Story from Bloomberg|By Anthony Di Paola| Libya’s crude exports continued to slump as UN-led talks failed to break an impasse over control of the country’s central bank that has spilled over into its oil industry.
Exports slumped to a rate of roughly one cargo being shipped every two to three days over the last week, compared with a tanker every day or two at the start of the month, according to Bloomberg tanker tracking.
Libya exported 314,000 barrels a day over the past week, down from 468,000 barrels of a crude a day during the first five days of the month, tanker tracking data show. During the later period, just three tankers loaded across the nation’s ports compared with four at the start of the month.

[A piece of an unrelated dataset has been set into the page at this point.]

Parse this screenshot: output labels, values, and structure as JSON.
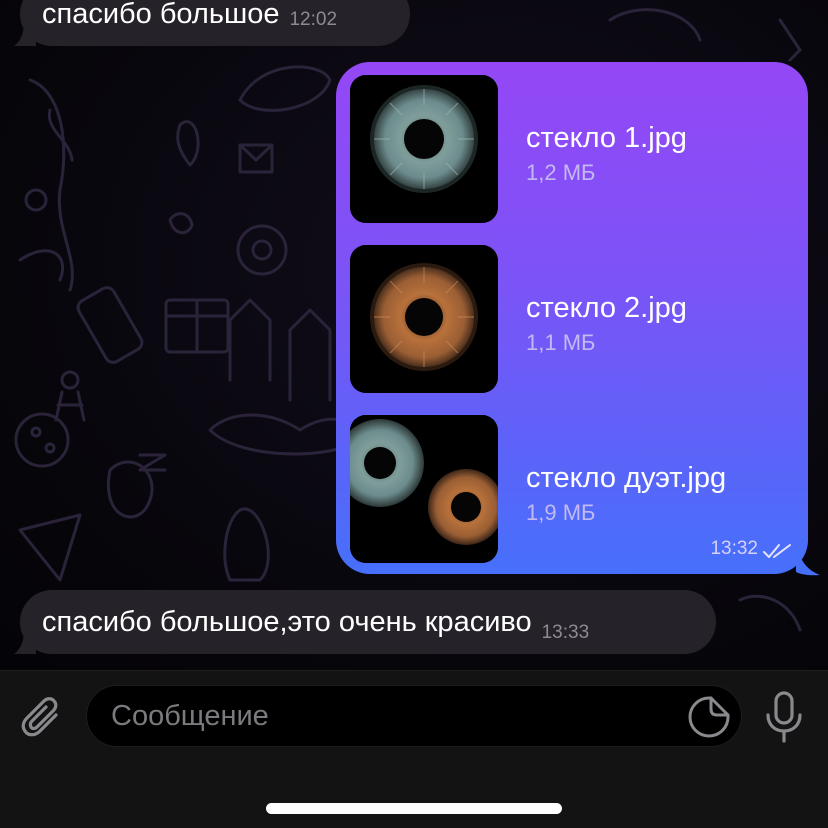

One vessel appears to be loading crude at the offshore Farwah terminal and could depart today.
The UN said Thursday that rival Libyan groups didn’t reach an agreement over the central bank standoff after holding talks on Thursday and gave no update as to when further talks could resume.
The two sides have been at loggerheads since Libya’s prime minister in August moved to replace the central bank governor, manager of billions of dollars in oil wealth. Authorities in the east, where much of Libya’s oil is located, rejected the move and ordered a shutdown of all crude production and exports. Before then, shipments had been holding above 1 million barrels a day for months.
The disruption hasn’t been enough to buoy a market in which there’s concern that slumping Chinese demand will lead to building stockpiles into next year. Brent crude slumped below $70 a barrel earlier this week, hitting the lowest since Dec. 2022, and is trading at about $72 a barrel now.
Meanwhile, limited amounts of crude continue to flow into storage at Libya’s ports, meaning it can take several days to accumulate the 600,000 to 1 million barrels generally needed to load a tanker.
Daily oil output in the nation that’s home to Africa’s largest reserves has fallen to about 450,000 barrels from more than 1 million before the crisis. However, exports have continued to trickle out to global markets.